Goblin. Godlin. It had been the similarity between the words, not his villainous face, that had earned him the nickname.
“Had to,” Aramis said. “You know his stepdad used to rape him like it was a hobby, like it was softball or some shit that he had to do every Tuesday and Thursday?”
“Damn,” Dad said. His voice had changed.
“Got sent away for it; died in prison. Whenever something funny goes on around town, I check on Goblin. Stopped by Connelly’s house, too, the band teacher? Pure fruit. There’s a few other stops I made for protocol, and they turned up nothing. I’m telling you, the boys are lying for some sorta attention. You know how Hollow boys are. No dad around, a mom who smokes in front of the television and chows down Twinkies all day.”

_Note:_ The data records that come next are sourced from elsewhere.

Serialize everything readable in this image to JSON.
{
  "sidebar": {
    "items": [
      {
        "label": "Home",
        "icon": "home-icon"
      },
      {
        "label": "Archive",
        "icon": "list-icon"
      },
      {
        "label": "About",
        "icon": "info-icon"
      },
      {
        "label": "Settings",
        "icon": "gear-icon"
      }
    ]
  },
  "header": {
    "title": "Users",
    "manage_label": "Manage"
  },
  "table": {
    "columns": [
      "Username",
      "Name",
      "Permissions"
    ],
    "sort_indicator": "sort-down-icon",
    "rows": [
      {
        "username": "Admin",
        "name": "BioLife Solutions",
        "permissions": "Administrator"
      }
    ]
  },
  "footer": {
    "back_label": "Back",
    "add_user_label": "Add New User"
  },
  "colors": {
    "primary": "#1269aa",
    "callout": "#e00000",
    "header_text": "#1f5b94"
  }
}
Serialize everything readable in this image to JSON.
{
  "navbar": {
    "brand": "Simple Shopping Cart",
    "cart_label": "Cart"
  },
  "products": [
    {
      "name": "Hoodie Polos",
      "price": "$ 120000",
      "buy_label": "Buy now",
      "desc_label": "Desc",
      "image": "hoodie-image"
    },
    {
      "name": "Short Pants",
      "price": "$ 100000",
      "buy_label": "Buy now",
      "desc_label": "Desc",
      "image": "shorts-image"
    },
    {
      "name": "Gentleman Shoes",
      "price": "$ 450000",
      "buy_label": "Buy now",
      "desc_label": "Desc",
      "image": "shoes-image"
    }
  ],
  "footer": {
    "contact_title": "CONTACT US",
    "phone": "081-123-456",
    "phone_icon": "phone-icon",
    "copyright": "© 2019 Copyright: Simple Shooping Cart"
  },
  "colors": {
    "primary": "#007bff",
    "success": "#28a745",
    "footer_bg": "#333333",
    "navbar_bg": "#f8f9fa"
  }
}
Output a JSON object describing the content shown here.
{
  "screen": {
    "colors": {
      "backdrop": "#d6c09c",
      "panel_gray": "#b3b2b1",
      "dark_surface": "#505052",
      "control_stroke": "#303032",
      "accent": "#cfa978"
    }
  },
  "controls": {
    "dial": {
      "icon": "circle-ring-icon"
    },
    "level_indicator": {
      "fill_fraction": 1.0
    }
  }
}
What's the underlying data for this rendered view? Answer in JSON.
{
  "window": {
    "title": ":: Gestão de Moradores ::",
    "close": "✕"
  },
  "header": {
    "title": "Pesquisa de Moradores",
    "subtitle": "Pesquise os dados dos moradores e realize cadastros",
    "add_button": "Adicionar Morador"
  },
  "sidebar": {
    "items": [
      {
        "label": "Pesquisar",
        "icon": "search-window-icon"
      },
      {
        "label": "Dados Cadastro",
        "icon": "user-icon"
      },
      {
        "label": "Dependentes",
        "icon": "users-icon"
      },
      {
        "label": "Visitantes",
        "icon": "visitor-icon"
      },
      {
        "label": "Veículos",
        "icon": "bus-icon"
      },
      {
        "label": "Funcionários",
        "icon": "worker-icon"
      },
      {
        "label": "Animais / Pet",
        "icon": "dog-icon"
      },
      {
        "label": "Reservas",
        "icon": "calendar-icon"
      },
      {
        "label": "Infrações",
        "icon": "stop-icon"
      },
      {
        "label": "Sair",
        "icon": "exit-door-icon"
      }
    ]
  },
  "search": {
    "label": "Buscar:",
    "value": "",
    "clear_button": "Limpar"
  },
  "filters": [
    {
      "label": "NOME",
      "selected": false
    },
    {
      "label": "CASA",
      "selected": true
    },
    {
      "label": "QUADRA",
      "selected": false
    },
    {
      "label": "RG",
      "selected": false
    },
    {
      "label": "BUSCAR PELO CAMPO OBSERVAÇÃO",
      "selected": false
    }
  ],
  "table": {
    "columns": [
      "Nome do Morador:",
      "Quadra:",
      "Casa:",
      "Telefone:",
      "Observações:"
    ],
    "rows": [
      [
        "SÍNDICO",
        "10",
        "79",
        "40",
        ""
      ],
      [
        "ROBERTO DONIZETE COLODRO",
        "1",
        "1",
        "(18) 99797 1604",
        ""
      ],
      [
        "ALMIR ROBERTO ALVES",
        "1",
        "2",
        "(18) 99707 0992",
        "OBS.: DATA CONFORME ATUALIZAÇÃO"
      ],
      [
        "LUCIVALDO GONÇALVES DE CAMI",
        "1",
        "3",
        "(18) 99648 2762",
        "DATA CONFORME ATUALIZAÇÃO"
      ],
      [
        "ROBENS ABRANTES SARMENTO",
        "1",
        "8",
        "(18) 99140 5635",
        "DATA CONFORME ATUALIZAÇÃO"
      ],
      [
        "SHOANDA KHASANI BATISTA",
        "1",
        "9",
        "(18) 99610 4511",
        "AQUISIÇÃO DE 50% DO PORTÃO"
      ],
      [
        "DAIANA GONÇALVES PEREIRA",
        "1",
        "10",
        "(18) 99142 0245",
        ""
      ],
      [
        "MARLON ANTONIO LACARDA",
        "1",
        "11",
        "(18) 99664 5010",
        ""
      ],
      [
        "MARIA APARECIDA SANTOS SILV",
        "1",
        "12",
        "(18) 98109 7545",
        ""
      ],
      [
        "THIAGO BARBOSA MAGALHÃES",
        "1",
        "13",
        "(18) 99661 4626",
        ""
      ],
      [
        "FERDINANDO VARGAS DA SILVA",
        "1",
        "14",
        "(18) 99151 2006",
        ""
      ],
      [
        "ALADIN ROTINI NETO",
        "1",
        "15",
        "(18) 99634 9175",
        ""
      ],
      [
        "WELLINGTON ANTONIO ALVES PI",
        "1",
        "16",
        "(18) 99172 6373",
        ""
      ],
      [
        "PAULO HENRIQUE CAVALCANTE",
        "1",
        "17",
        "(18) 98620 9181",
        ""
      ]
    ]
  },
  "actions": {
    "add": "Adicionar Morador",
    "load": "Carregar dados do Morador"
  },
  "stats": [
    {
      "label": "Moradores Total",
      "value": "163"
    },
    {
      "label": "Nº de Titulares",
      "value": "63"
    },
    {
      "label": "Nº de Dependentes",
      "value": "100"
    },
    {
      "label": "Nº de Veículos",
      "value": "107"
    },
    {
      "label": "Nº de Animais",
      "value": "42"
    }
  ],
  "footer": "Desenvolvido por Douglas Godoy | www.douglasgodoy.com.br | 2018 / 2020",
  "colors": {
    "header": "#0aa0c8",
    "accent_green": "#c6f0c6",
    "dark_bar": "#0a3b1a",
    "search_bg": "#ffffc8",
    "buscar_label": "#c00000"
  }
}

Bauer didn’t seem interested at all in catching the man responsible. I thought again of what he and Dad were hiding.
I heard one of the men take a hit and start coughing, first through his nose as he tried to save the smoke and then full throated when he couldn’t contain it.
“Hey, be glad you have girls, Donny,” Aramis said, followed by a clapping sound like he was smacking a watermelon. The coughing subsided. “Those boys do some weird shit. Speaking of, what happened to your youngest’s neck? Looks like you collared her.”
“Born that way,” Dad grunted.
“She’s pretty, even with that scar,” the strange man said. It sent a jolt right up my spine how grody he sounded, like he was auditioning for some over-the-top pirate role.
“Damn pretty,” Dad agreed, his tone fierce but also false, laid over his brittle ego. “How much would you pay for her?”
Aramis laughed, and the other man copied him, and I could tell they both thought Dad was joking and it was one of those things that Dad wouldn’t even remember saying tomorrow, but those laughs still rammed their fists into my queasy belly and I ran outside, gulped in the inky night air, and that was too much, there wasn’t even room for that, and I ran around the side of the house and upchucked my guts. Buckets of stomach-stew sailed out of my mouth, bitter acid with chunks of peas and weenies steaming on the lawn. The puke ejected so forcefully that I choked as I vomited.